Als wir wieder zur Schule gehen mussten, sahen wir uns morgens nur kurz beim Frühstück. Beim Abendessen saßen wir so, dass wir uns weder berühren noch anschauen konnten. Thomas und Renate reagierten beunruhigt. Sie glaubten, wir trügen auf diese Weise einen unlösbaren Konflikt aus, womit sie ja irgendwie sogar recht hatten. Rahel und ich ahnten bereits, dass unsere Sehnsucht eine Flamme war, die plötzlich zu einer Feuersbrunst ausarten konnte, die uns aufzehren würde, wenn wir nicht auf die Flamme achteten. Wir mussten das Feuer immer wieder begrenzen, was uns Dank unseres Spiels mit der vorgetäuschten Distanz tatsächlich leichter fiel. Vielleicht ahnten wir auch, dass die Flamme unser Geist war, der uns der Verlockung und der gegenseitigen Anziehung aussetzte.
Später dachte ich oft über diese Magie in unserer Beziehung und über das Paradoxon der Sehnsucht nach. Normalerweise empfinden wir Sehnsucht, wenn ein bestimmter Mensch unerreichbar ist. Die Sehnsucht wächst zusammen mit der Unerreichbarkeit und löst sich mit zunehmender Erreichbarkeit wieder auf. Unsere Sehnsucht, Rahels und meine, war anders geartet. Sie verhielt sich genau umgekehrt. Je näher wir uns kamen, desto durchdringender wurde die Notwendigkeit, noch näher und inniger beieinander zu sein. Wenn wir dabei waren, miteinander zu verschmelzen, wuchs der Wunsch nach Nähe zum anderen ins Unendliche. Hingegen verschwand die Sehnsucht, wenn wir uns aus dem Weg gingen.
Das meine ich mit dem Paradoxon der Sehnsucht. Man glaubt, jemanden zu vermissen, den man fest in den Armen hält. Und man vermisst ihn nicht mehr, wenn man ihn nicht in die Arme nehmen kann. In jenen Weihnachtsferien, als Rahel und ich mehrmals täglich, eben so oft wir konnten, aufeinanderlagen, wuchs unsere Sehnsucht über uns hinaus, sodass wir ganz winzig wurden und darin verloren gingen. Doch genau das wollten wir, in der Sehnsucht verloren gehen. Deshalb kam es einer Rettung gleich, als die Ferien zu Ende waren und die Schule wieder begann.
In dem Zeitraum zwischen Dreikönigstag und Karfreitag praktizierten wir das Aufeinanderliegen nur noch am Wochenende und jeweils nur ein Mal. Am Freitagabend also wurde Rahel allmählich wieder erreichbarer und mein Verlangen nach ihr begann zu drängen. Wir schauten uns wieder an und setzten uns am Tisch nebeneinander. Ich bekam Herzklopfen und einen heißen Kopf, Rahels Augen wurden glasig und ihr Körpergeruch stärker. Aber wir sprachen weiterhin kein Wort miteinander. Wenn wir bis Sonntagabend durchhielten, war das Erlebnis besonders süß und schwer. An einem Wochenende im Februar fanden wir keine ruhige Lücke, in der wir hätten verschwinden können. Am Sonntagabend waren wir kurz davor durchzudrehen. Doch dann flüsterte mir Rahel ins Ohr, ich solle warten, bis alle im Bett seien.

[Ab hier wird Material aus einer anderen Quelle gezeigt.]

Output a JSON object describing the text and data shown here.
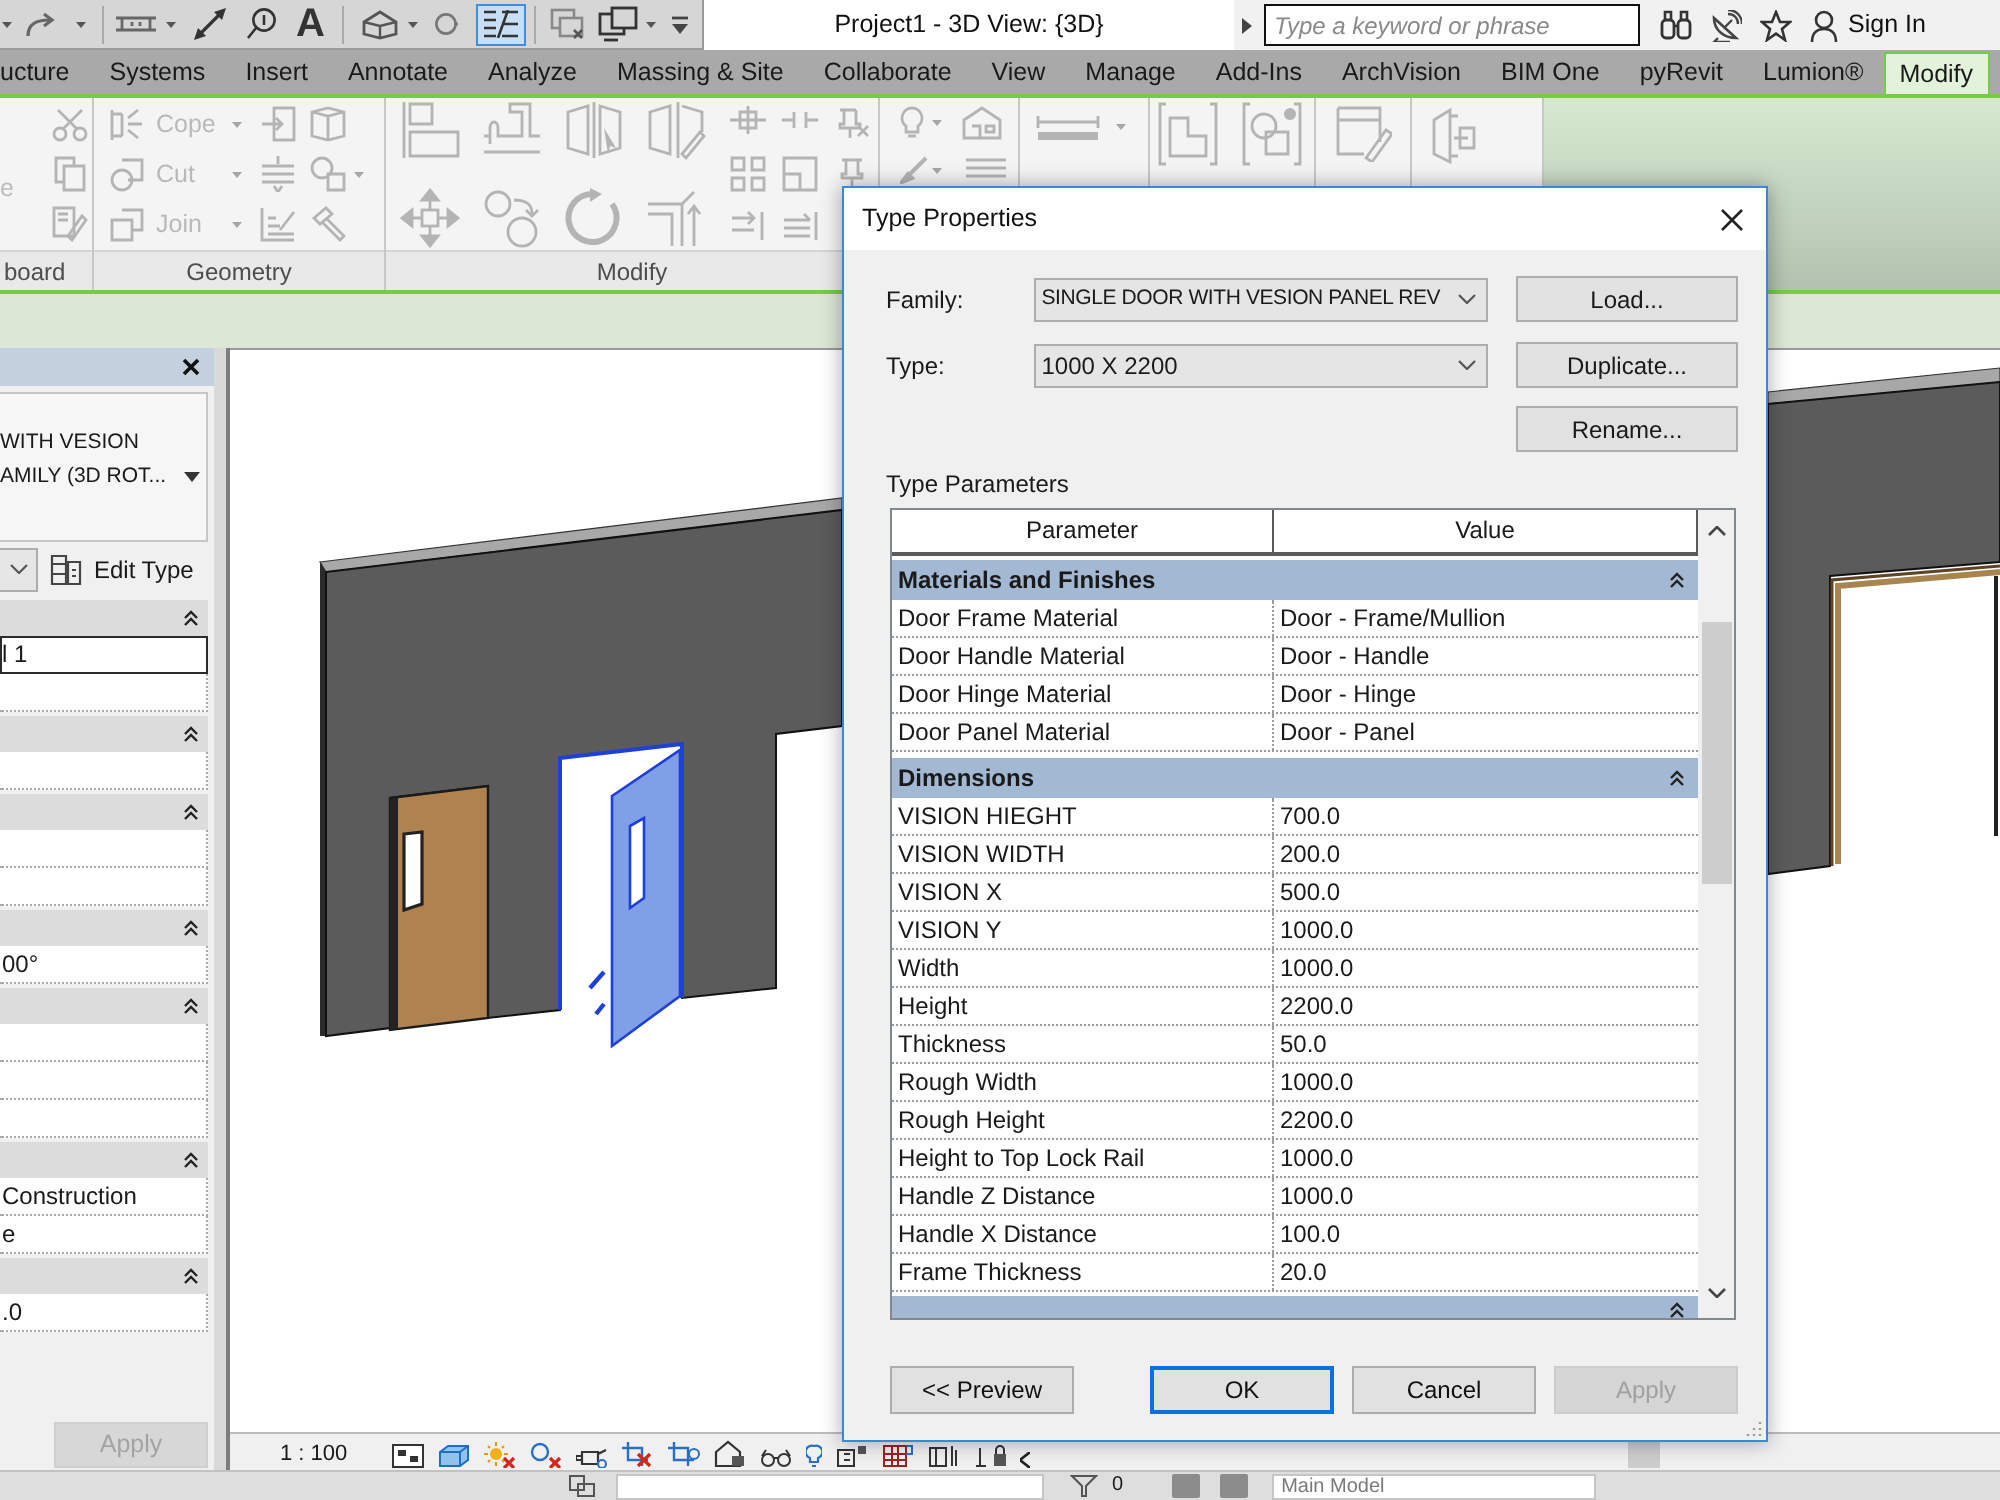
{
  "quick_access": {
    "text_tool": "A",
    "thin_lines_on": true
  },
  "title": "Project1 - 3D View: {3D}",
  "search": {
    "placeholder": "Type a keyword or phrase"
  },
  "sign_in": "Sign In",
  "tabs": [
    {
      "label": "ucture",
      "selected": false
    },
    {
      "label": "Systems",
      "selected": false
    },
    {
      "label": "Insert",
      "selected": false
    },
    {
      "label": "Annotate",
      "selected": false
    },
    {
      "label": "Analyze",
      "selected": false
    },
    {
      "label": "Massing & Site",
      "selected": false
    },
    {
      "label": "Collaborate",
      "selected": false
    },
    {
      "label": "View",
      "selected": false
    },
    {
      "label": "Manage",
      "selected": false
    },
    {
      "label": "Add-Ins",
      "selected": false
    },
    {
      "label": "ArchVision",
      "selected": false
    },
    {
      "label": "BIM One",
      "selected": false
    },
    {
      "label": "pyRevit",
      "selected": false
    },
    {
      "label": "Lumion®",
      "selected": false
    },
    {
      "label": "Modify",
      "selected": true
    }
  ],
  "ribbon": {
    "clipboard": {
      "label": "board",
      "tool_fragment": "e"
    },
    "geometry": {
      "label": "Geometry",
      "tools": [
        "Cope",
        "Cut",
        "Join"
      ]
    },
    "modify": {
      "label": "Modify"
    }
  },
  "properties": {
    "type_name": [
      "WITH VESION",
      "AMILY (3D ROT..."
    ],
    "edit_type": "Edit Type",
    "sections": [
      {
        "expanded": true,
        "rows": [
          {
            "kind": "field",
            "value": "l 1"
          },
          {
            "kind": "blank"
          }
        ]
      },
      {
        "expanded": true,
        "rows": [
          {
            "kind": "blank"
          }
        ]
      },
      {
        "expanded": true,
        "rows": [
          {
            "kind": "blank"
          },
          {
            "kind": "blank"
          }
        ]
      },
      {
        "expanded": true,
        "rows": [
          {
            "kind": "text",
            "value": "00°"
          }
        ]
      },
      {
        "expanded": true,
        "rows": [
          {
            "kind": "blank"
          },
          {
            "kind": "blank"
          },
          {
            "kind": "blank"
          }
        ]
      },
      {
        "expanded": true,
        "rows": [
          {
            "kind": "text",
            "value": "Construction"
          },
          {
            "kind": "text",
            "value": "e"
          }
        ]
      },
      {
        "expanded": true,
        "rows": [
          {
            "kind": "text",
            "value": ".0"
          }
        ]
      }
    ],
    "apply": {
      "label": "Apply",
      "disabled": true
    }
  },
  "view": {
    "doors": [
      {
        "selected": false
      },
      {
        "selected": true
      }
    ],
    "scale": "1 : 100"
  },
  "dialog": {
    "title": "Type Properties",
    "family_label": "Family:",
    "family": "SINGLE DOOR WITH VESION PANEL REV",
    "type_label": "Type:",
    "type": "1000 X 2200",
    "side_buttons": [
      "Load...",
      "Duplicate...",
      "Rename..."
    ],
    "parameters_label": "Type Parameters",
    "columns": [
      "Parameter",
      "Value"
    ],
    "groups": [
      {
        "name": "Materials and Finishes",
        "expanded": true,
        "rows": [
          {
            "parameter": "Door Frame Material",
            "value": "Door - Frame/Mullion"
          },
          {
            "parameter": "Door Handle Material",
            "value": "Door - Handle"
          },
          {
            "parameter": "Door Hinge Material",
            "value": "Door - Hinge"
          },
          {
            "parameter": "Door Panel Material",
            "value": "Door - Panel"
          }
        ]
      },
      {
        "name": "Dimensions",
        "expanded": true,
        "rows": [
          {
            "parameter": "VISION HIEGHT",
            "value": "700.0"
          },
          {
            "parameter": "VISION WIDTH",
            "value": "200.0"
          },
          {
            "parameter": "VISION X",
            "value": "500.0"
          },
          {
            "parameter": "VISION Y",
            "value": "1000.0"
          },
          {
            "parameter": "Width",
            "value": "1000.0"
          },
          {
            "parameter": "Height",
            "value": "2200.0"
          },
          {
            "parameter": "Thickness",
            "value": "50.0"
          },
          {
            "parameter": "Rough Width",
            "value": "1000.0"
          },
          {
            "parameter": "Rough Height",
            "value": "2200.0"
          },
          {
            "parameter": "Height to Top Lock Rail",
            "value": "1000.0"
          },
          {
            "parameter": "Handle Z Distance",
            "value": "1000.0"
          },
          {
            "parameter": "Handle X Distance",
            "value": "100.0"
          },
          {
            "parameter": "Frame Thickness",
            "value": "20.0"
          }
        ]
      },
      {
        "expanded": true
      }
    ],
    "buttons": [
      {
        "label": "<< Preview",
        "focused": false,
        "disabled": false
      },
      {
        "label": "OK",
        "focused": true,
        "disabled": false
      },
      {
        "label": "Cancel",
        "focused": false,
        "disabled": false
      },
      {
        "label": "Apply",
        "focused": false,
        "disabled": true
      }
    ]
  },
  "status_bar": {
    "count": "0",
    "model": "Main Model"
  }
}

Das Pfarrhaus war dunkel und still, als ich gegen Mitternacht zu ihr hinüberging. Natürlich trugen wir um diese Uhrzeit unsere Schlafanzüge. Dieses Zusammensein übertraf alle vorherigen. Wir trafen uns, während die anderen schliefen. Es war schon fast mit Händen zu greifen, dass wir vor der ganzen Familie ein Geheimnis hatten und dass wir alles daransetzen würden, dass es ein Geheimnis blieb. Wir waren zwar nicht nackt, aber es war doch ein ganz anderes Gefühl, dass uns nur die Schlafanzüge trennten. Das Erlebnis traf uns mit einer solchen Wucht, dass wir uns Versprechungen machten.

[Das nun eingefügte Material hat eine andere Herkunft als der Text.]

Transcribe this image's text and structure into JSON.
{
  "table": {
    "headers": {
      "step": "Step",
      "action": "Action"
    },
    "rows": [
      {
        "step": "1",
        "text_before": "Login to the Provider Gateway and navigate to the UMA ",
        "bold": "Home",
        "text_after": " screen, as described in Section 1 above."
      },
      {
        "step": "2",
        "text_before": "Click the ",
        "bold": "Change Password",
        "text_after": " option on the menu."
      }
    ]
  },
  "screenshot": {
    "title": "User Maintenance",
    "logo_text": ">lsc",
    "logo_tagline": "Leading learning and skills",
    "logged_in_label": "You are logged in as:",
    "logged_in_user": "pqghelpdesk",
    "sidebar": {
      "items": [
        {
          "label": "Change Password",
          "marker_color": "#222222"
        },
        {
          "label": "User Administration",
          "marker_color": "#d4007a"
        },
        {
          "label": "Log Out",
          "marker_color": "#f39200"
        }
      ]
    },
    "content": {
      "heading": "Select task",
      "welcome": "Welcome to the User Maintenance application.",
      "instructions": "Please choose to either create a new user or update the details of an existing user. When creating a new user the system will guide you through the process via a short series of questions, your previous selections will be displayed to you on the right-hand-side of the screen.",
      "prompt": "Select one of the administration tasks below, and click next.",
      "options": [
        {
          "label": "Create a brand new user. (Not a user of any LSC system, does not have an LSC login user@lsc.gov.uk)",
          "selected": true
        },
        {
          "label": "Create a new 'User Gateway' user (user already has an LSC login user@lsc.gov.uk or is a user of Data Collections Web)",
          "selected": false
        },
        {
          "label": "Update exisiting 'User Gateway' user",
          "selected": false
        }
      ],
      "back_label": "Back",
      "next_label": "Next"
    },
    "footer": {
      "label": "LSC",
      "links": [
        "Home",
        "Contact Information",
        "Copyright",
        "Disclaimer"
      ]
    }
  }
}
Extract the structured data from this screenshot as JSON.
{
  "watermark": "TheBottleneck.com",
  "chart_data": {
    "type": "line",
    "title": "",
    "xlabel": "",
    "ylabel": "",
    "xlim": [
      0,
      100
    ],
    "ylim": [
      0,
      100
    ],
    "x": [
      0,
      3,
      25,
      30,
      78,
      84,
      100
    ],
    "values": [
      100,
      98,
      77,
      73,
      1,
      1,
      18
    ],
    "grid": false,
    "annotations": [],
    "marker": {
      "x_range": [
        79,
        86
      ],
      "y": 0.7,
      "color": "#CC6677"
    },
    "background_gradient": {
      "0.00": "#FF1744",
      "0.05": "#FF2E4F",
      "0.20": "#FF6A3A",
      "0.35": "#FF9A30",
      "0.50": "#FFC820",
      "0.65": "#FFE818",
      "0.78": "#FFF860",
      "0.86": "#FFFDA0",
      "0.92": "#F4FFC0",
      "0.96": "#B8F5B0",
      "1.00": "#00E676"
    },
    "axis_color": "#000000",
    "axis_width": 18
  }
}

Rahel sagte zu mir: „In der Heiligen Nacht habe ich dir versprochen, dass du zu mir kommen kannst, wenn du mehr davon willst. Ich schwöre dir, dass das die Wahrheit ist und nichts als die Wahrheit.“
„Und ich schwöre dir, dass ich immer zu dir komme, solange ich lebe“, erwiderte ich.
Von da an trafen wir uns nur noch um Mitternacht von Sonntag auf Montag. Manchmal stelle ich mir vor, wir hätten uns an unsere Schwüre gehalten. Sonntag für Sonntag und Jahr für Jahr. Sogar in diesem Moment träume ich davon, wir würden unser Ritual immer noch auf die gleiche Weise praktizieren wie damals, vor 25 Jahren.
Drittes Kapitel
Mit den Knospen kam der Frühling. Auch Rahels Leib entsprossen die zwei kleinen Knospen, aus denen ihre Brüste werden sollten. Sie verlor kein Wort darüber, sondern wartete, bis ich sie von selbst bemerkte, die kleinen Spitzen, die sich durch ihr Nachthemd abzeichneten. Unwillkürlich streckte ich meine Hand aus und strich sanft darüber. Rahel lachte.

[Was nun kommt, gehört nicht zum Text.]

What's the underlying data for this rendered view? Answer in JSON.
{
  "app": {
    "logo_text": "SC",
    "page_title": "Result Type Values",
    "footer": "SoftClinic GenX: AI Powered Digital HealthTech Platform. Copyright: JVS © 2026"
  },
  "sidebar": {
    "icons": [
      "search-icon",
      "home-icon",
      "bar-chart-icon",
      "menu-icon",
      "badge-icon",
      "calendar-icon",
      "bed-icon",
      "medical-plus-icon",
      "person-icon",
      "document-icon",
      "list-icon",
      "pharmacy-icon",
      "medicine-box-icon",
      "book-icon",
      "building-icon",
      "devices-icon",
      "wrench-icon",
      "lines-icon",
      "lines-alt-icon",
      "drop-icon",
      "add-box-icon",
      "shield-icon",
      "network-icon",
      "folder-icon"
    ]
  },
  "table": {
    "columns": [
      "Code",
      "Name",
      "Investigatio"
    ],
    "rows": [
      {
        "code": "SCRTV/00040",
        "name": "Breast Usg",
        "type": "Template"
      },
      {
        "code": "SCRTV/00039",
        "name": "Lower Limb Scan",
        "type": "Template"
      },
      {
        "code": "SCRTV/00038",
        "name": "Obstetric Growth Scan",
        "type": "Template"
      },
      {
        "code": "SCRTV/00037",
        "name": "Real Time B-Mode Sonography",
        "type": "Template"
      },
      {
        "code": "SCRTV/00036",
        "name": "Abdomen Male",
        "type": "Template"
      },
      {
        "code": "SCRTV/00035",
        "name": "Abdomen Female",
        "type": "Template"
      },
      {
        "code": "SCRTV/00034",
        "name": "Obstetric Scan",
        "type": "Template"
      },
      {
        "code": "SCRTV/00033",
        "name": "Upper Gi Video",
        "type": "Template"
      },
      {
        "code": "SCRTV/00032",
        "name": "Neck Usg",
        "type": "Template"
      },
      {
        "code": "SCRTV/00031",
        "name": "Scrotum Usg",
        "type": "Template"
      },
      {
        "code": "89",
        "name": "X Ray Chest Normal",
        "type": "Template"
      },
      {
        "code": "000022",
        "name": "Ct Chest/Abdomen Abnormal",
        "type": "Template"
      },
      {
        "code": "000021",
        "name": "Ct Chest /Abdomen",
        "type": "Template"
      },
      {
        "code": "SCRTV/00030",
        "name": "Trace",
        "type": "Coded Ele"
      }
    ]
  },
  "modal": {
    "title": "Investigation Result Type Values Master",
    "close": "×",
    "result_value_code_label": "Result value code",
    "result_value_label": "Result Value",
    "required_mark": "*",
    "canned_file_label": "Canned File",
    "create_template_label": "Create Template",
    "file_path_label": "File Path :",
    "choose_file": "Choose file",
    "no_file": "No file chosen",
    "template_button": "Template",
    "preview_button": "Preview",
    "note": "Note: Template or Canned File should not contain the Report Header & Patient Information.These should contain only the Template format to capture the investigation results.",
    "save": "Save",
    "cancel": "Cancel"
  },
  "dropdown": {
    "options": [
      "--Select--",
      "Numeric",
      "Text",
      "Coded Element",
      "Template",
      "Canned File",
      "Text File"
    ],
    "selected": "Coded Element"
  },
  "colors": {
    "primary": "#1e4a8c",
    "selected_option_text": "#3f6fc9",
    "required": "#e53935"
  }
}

„Möchtest du sie sehen?“, fragte sie. Ich nickte.
Sie streifte das Nachthemd über ihren Kopf und stand nackt vor mir. Rahels Haut war fein und blass. Um die Brustwarzen war sie fast durchsichtig. Die kleinen Brüste sahen tatsächlich aus wie zarte weiße Knospen, die bald aufbrechen und zu blühen beginnen würden. Ich starrte sie an und spürte, wie mich ihr Anblick bewegte. Ich hatte eine Empfindung, die genau so blass und zart war wie Rahels Brüste, eine Empfindung, die noch heute manchmal über mich kommt. Die volle Bedeutung dieses Moments, als sich Rahel vor mir entblößte, um mir zu zeigen, dass sich ihr Körper veränderte, verstand ich damals nicht. War es der Anfang davon, dass sie aufhörte, die kleine Schwester für mich zu sein?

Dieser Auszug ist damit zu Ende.